At the end of the day, there is only so much you can take. There is only so many times that someone can say, “be quiet” before you say “no. I cannot be quiet. I will not be silent. And don’t you dare try to silence me, to shut me up.” What is your breaking point? When will you find yourself standing with Bartimaeus, for the sake of Bartimaeus? When do you choose to come alongside another so that silence can be broken, so that truth can be told? When can you confess, “The Lord has done great things. The Lord has done great things for us, and we rejoiced” (Psalm 126:2-3) even when others cannot? When have you needed to utter, because you cannot do otherwise, either for yourself or for your neighbor, “Save, O Lord, your people,” (Jeremiah 31:7) only to be muzzled, hushed?

I don’t know about you, but I am growing weary of biting my tongue. I am getting tired of self-censoring. I am impatient with the compulsion and coercion to perpetuate the system or systems that seem to demand my loyalty. I am less than pleased when I find myself making excuses, falling back on doctrine, or feeling that I have become beholden to a prescribed dogmatic default button so as to maintain the status quo, convince all others of my credentials, or make certain acceptable creedal statements when I believe in my heart that God is so much bigger than my utterings.

Yes, I know. There is only so much you can say. There are things you cannot say. Things you wish you could say. This is the truth of the call of a preacher. Of a pastor. It’s a hard place to live, to be, to work, isn’t it? It seems that you are always walking that very fine line — the line between truth-telling and putting your hand over your mouth. That line between what you want to say and what you have to say. That line between knowing when the truth can be told and when the truth can’t be heard.

Yet we are called to proclaim the truth, when the truth will be rejected. We are called to preach the truth when no one wants to hear it. We are called to call out when those who need to cry cannot. I don’t know the truth you need to speak in your context. I don’t know the persons who need you to come alongside them and say, “It’s okay. Say it. Jesus, have mercy on me.” I don’t know those who need you to urge, “I want to hear your voice.” But I do know that Jesus would want us to say, “Take heart; get up, he is calling you.” Over and over and over again.

If there ever a time for bold witness, for bold proclamation, for bold statements of faith, this is it, or at least this is it for the Gospel of Mark and for Jesus. Why? Because the entry into Jerusalem is just around the corner. Because the time for safe speech and secure statements is over. Because our people need to hear what it sounds like when you say something on which your life depends. They don’t have to agree, but at least they then have a sense of the language, the tone, the urgency behind avowals that matter verses assertions that only serve the self or the world. They will have a sense of the passion, the immediacy, the resolve that lies behind what you say and what you do.

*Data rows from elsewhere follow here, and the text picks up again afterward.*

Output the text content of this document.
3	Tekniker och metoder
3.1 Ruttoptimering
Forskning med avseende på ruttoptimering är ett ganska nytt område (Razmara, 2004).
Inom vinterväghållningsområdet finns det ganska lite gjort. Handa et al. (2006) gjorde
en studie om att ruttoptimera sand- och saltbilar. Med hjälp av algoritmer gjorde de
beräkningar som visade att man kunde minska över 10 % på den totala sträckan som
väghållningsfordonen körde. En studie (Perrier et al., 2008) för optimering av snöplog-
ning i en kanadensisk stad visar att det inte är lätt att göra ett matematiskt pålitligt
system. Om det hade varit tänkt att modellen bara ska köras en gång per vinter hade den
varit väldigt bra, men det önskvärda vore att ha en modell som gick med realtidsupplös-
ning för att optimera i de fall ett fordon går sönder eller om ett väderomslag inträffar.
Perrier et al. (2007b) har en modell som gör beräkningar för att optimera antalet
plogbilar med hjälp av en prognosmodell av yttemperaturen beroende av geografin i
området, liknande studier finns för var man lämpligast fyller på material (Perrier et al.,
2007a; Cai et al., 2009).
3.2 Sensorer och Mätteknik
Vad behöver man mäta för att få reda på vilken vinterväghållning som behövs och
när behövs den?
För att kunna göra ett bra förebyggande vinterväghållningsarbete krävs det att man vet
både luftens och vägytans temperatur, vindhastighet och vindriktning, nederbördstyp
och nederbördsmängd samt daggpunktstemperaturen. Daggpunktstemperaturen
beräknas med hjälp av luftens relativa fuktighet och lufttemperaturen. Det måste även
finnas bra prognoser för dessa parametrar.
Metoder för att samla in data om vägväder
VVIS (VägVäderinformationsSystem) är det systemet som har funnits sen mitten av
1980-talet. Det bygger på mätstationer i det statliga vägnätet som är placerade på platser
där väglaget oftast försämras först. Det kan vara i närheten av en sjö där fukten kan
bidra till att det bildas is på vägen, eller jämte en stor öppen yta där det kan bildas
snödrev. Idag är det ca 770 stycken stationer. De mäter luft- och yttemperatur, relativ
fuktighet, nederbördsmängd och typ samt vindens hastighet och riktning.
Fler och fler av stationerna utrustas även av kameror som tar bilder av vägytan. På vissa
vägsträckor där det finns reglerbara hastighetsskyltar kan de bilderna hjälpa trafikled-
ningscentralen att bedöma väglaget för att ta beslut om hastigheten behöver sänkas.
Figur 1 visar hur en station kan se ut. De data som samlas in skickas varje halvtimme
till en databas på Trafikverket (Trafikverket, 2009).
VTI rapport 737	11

If our proclamation is just bland claims, where’s the truth of the Gospel? If our preaching is just standard, on-the-fence, mediocre, don’t-take-a-side, generic theology, then what is really at stake at the end of the day? If our witness is simply platitudes meant only to persuade, then why would Bartimaeus think he could ever, ever say, “Jesus, have mercy on me?”

The truth sets us all free to be free indeed.